Question

A vertical ideal spring is mounted on the floor and has a spring constant of 116 N/m. A 0.60-kg block is placed on the spring in two different ways. (a) In one case, the block is placed on the spring and not released until it rests stationary on the spring in its equilibrium position. Determine the amount (magnitude only) by which the spring is compressed. (b) In a second situation, the block is released from rest immediately after being placed on the spring and falls downward until it comes to a momentary halt.

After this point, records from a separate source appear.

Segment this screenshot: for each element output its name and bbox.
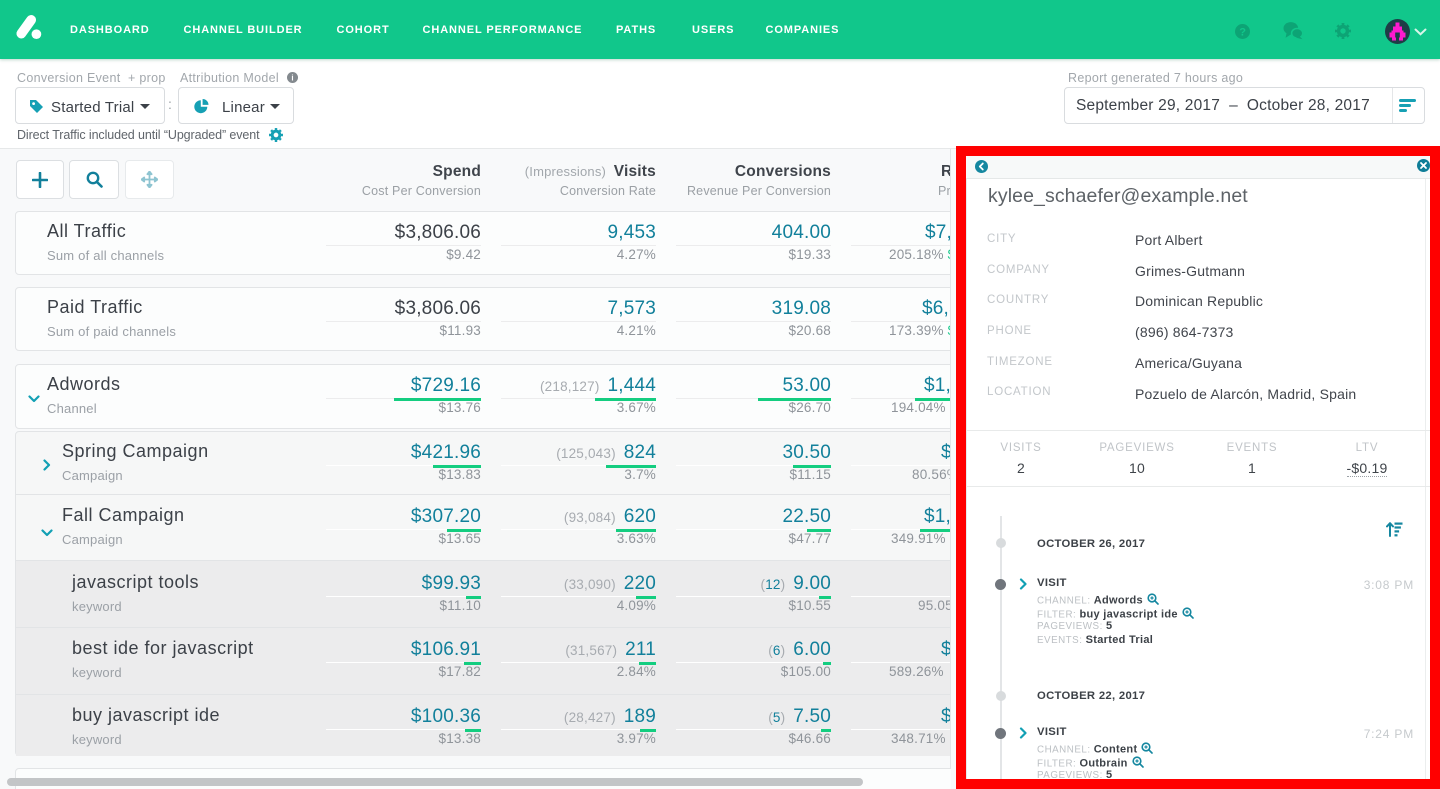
svg-text:?: ? <box>1239 26 1246 38</box>
svg-text:i: i <box>291 73 293 82</box>
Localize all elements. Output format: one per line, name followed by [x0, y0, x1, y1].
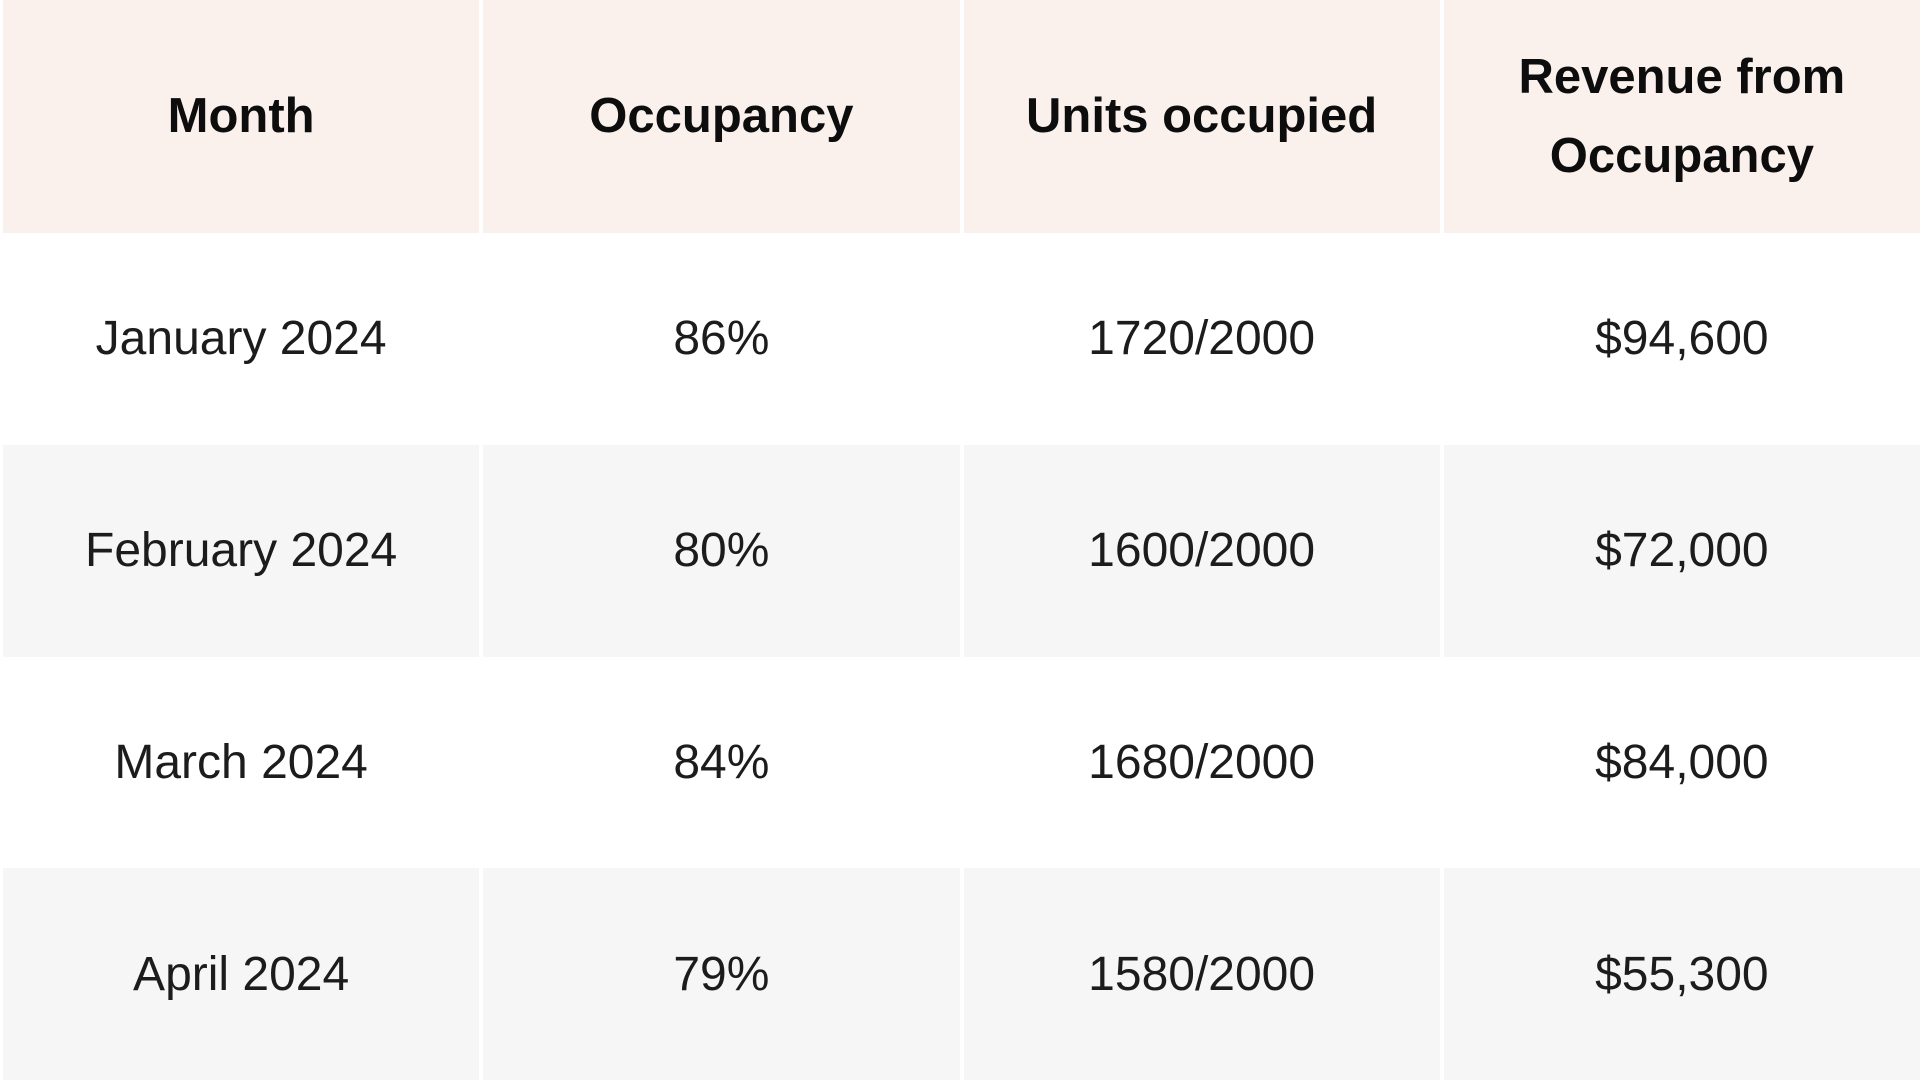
cell-month-april: April 2024 — [3, 868, 480, 1080]
header-cell-occupancy: Occupancy — [483, 0, 960, 233]
cell-revenue-january: $94,600 — [1443, 233, 1920, 445]
header-cell-revenue: Revenue from Occupancy — [1443, 0, 1920, 233]
cell-month-february: February 2024 — [3, 444, 480, 657]
cell-month-march: March 2024 — [3, 656, 480, 869]
cell-revenue-april: $55,300 — [1443, 868, 1920, 1080]
cell-revenue-march: $84,000 — [1443, 656, 1920, 869]
cell-units-february: 1600/2000 — [963, 444, 1440, 657]
cell-month-january: January 2024 — [3, 233, 480, 445]
header-cell-month: Month — [3, 0, 480, 233]
header-cell-units-occupied: Units occupied — [963, 0, 1440, 233]
cell-units-january: 1720/2000 — [963, 233, 1440, 445]
cell-units-march: 1680/2000 — [963, 656, 1440, 869]
cell-units-april: 1580/2000 — [963, 868, 1440, 1080]
cell-revenue-february: $72,000 — [1443, 444, 1920, 657]
cell-occupancy-january: 86% — [483, 233, 960, 445]
cell-occupancy-march: 84% — [483, 656, 960, 869]
cell-occupancy-february: 80% — [483, 444, 960, 657]
cell-occupancy-april: 79% — [483, 868, 960, 1080]
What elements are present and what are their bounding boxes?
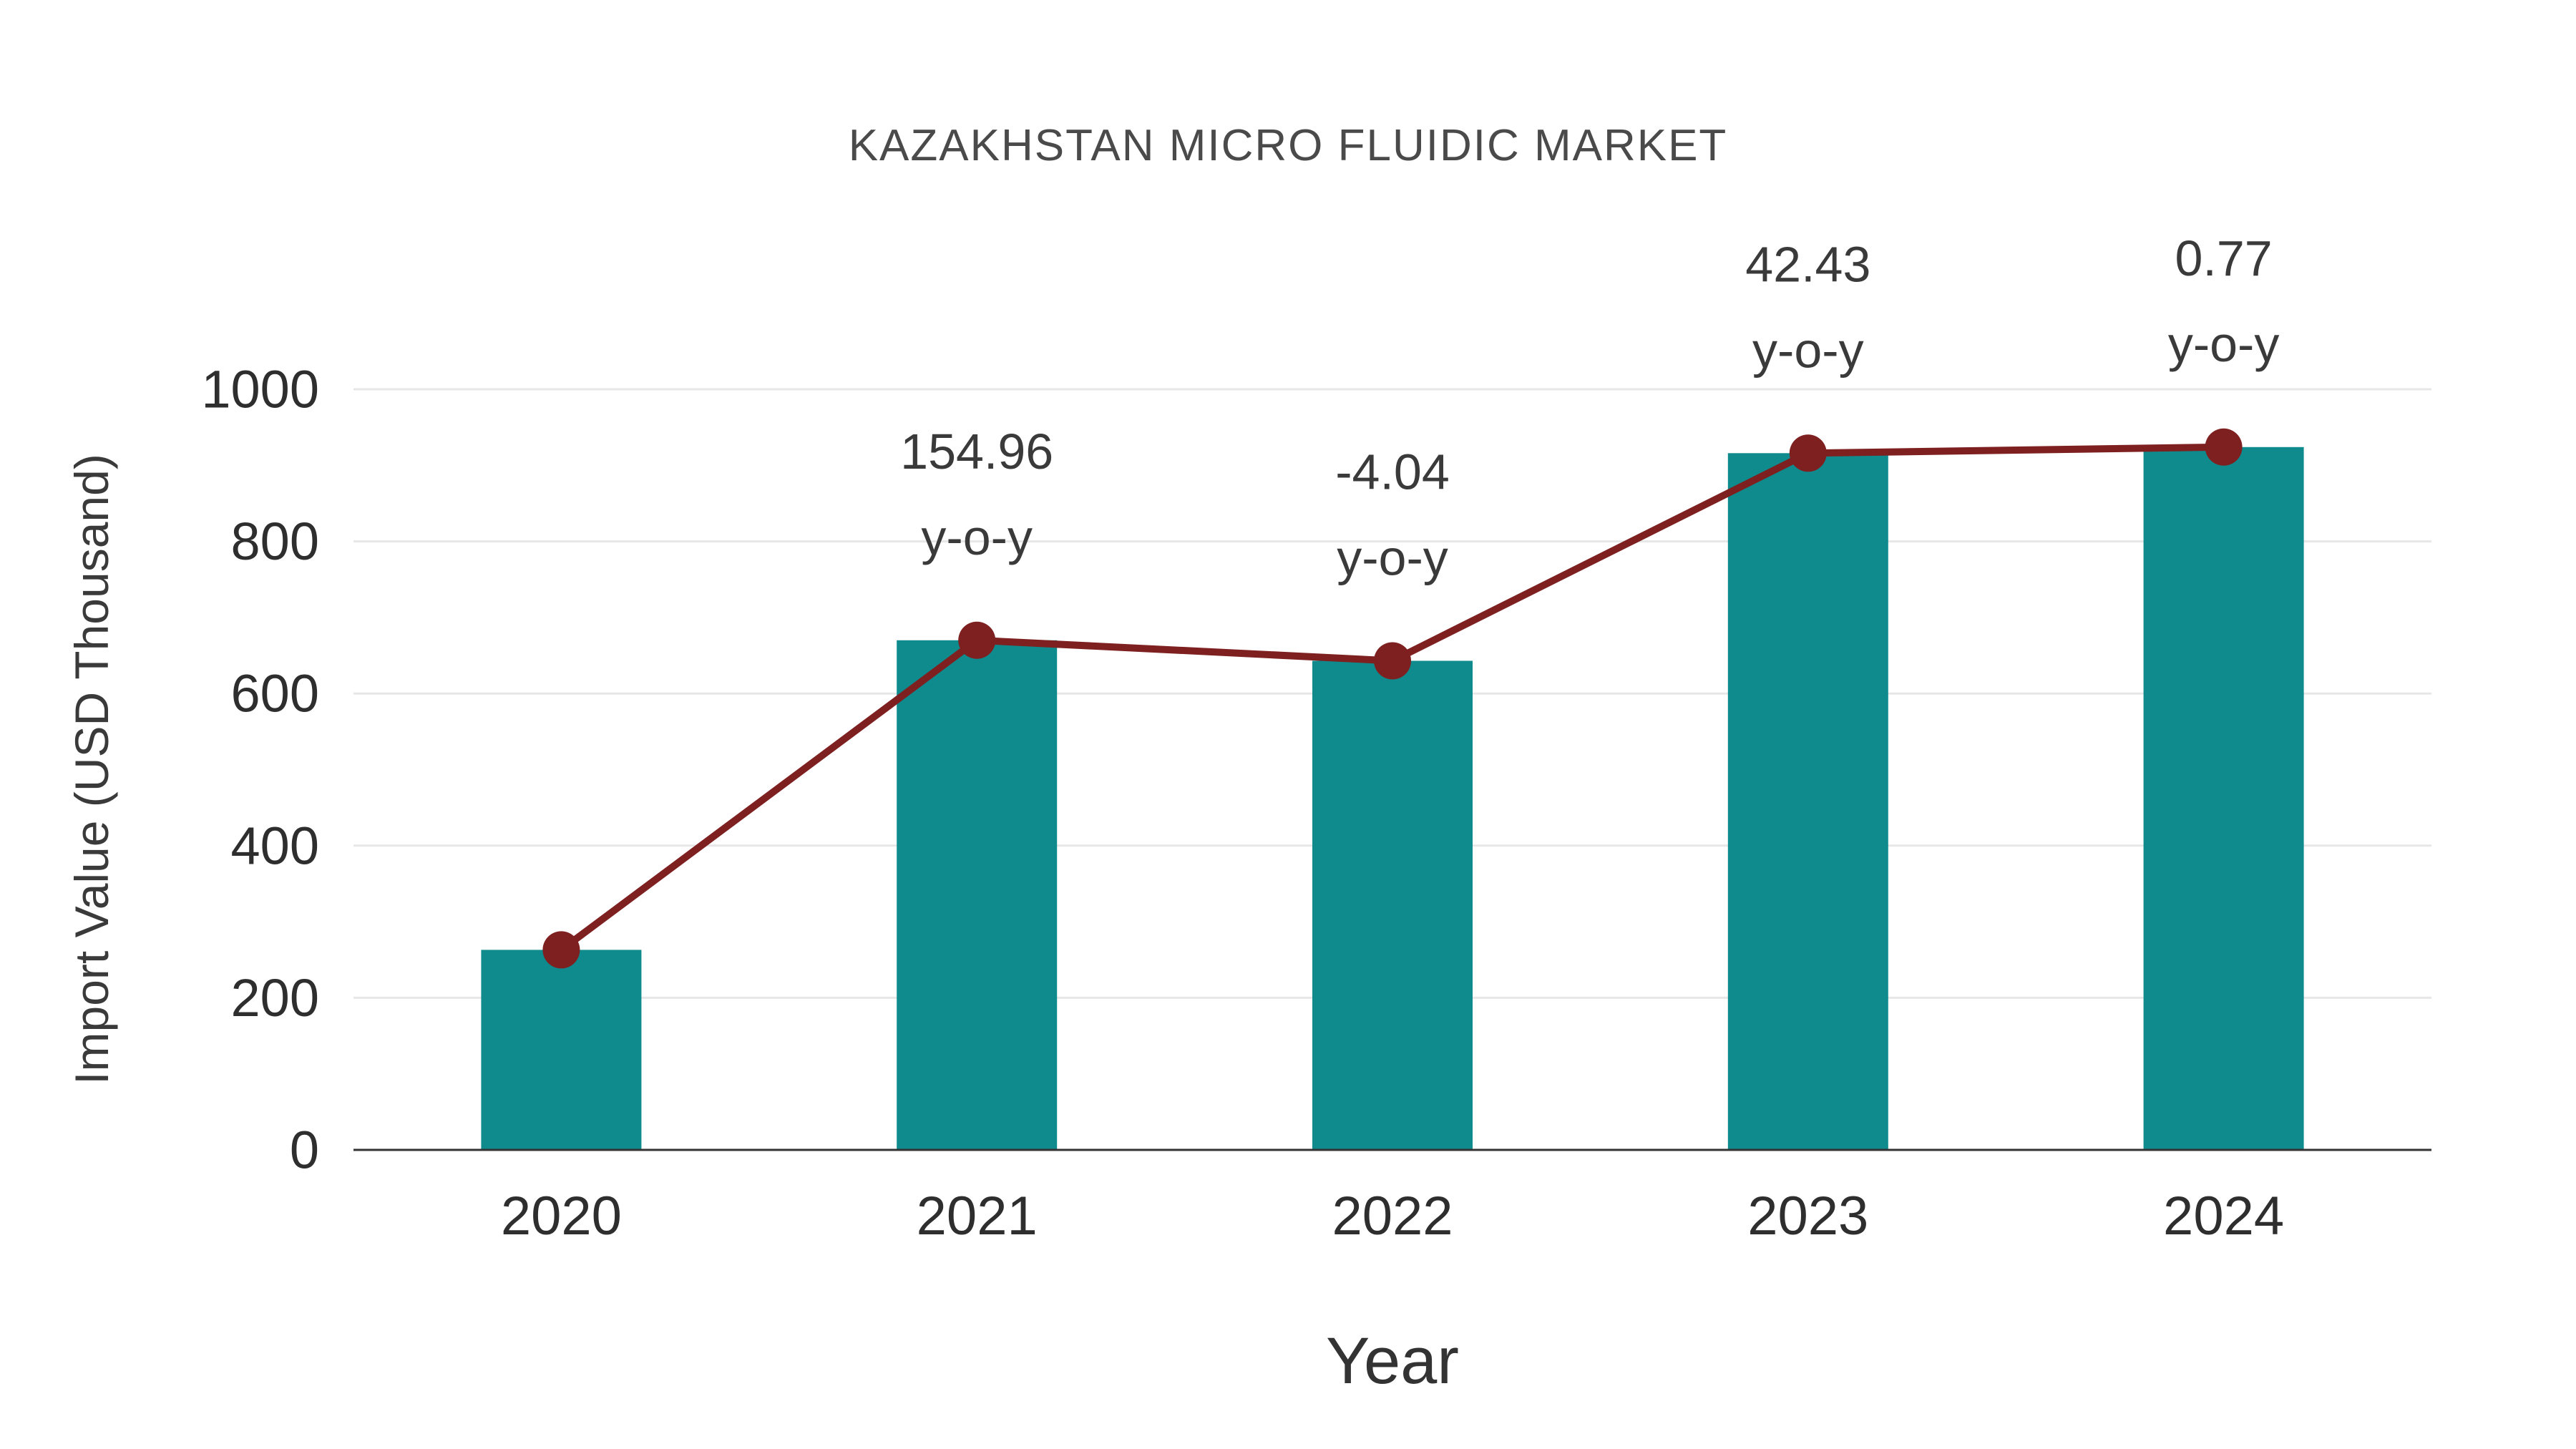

Determine the amount (magnitude only) by which the spring is now compressed.

Answer 1

a

`x = 0.0507 \ m`

b

`d = 0.1014 \ m`

Step-by-step explanation:

From the question we are told that

The spring constant is
`k = 116 \ N/m`

The mass of the block is
`m = 0.60 \ kg`

Considering question a

Generally the weight of the block is mathematically represented as

`W = m * g`

=>
`W = 0.60 * 9.8`

=>
`W = 5.88\ N`

Generally the force exerted on the spring is mathematically represented as

`F = k * x`

At equilibrium

`W = F`

=>
`k * x = 5.88`

=>
`116 * x = 5.88`

=>
`x = 0.0507 \ m`

Considering question b

Generally the energy stored in the spring is mathematically represented as

`E = (1)/(2) * k * d^2`

Now the potential energy of the block before it is drooped is mathematically represented as

`PE = m * g * d`

Generally from the law of energy conservation we have that

`E = PE`

=>
`(1)/(2) * k * d^2 = m * g * d`

=>
`(1)/(2) * 116 * d = 0.60 * 9.8`

=>
`d = 0.1014 \ m`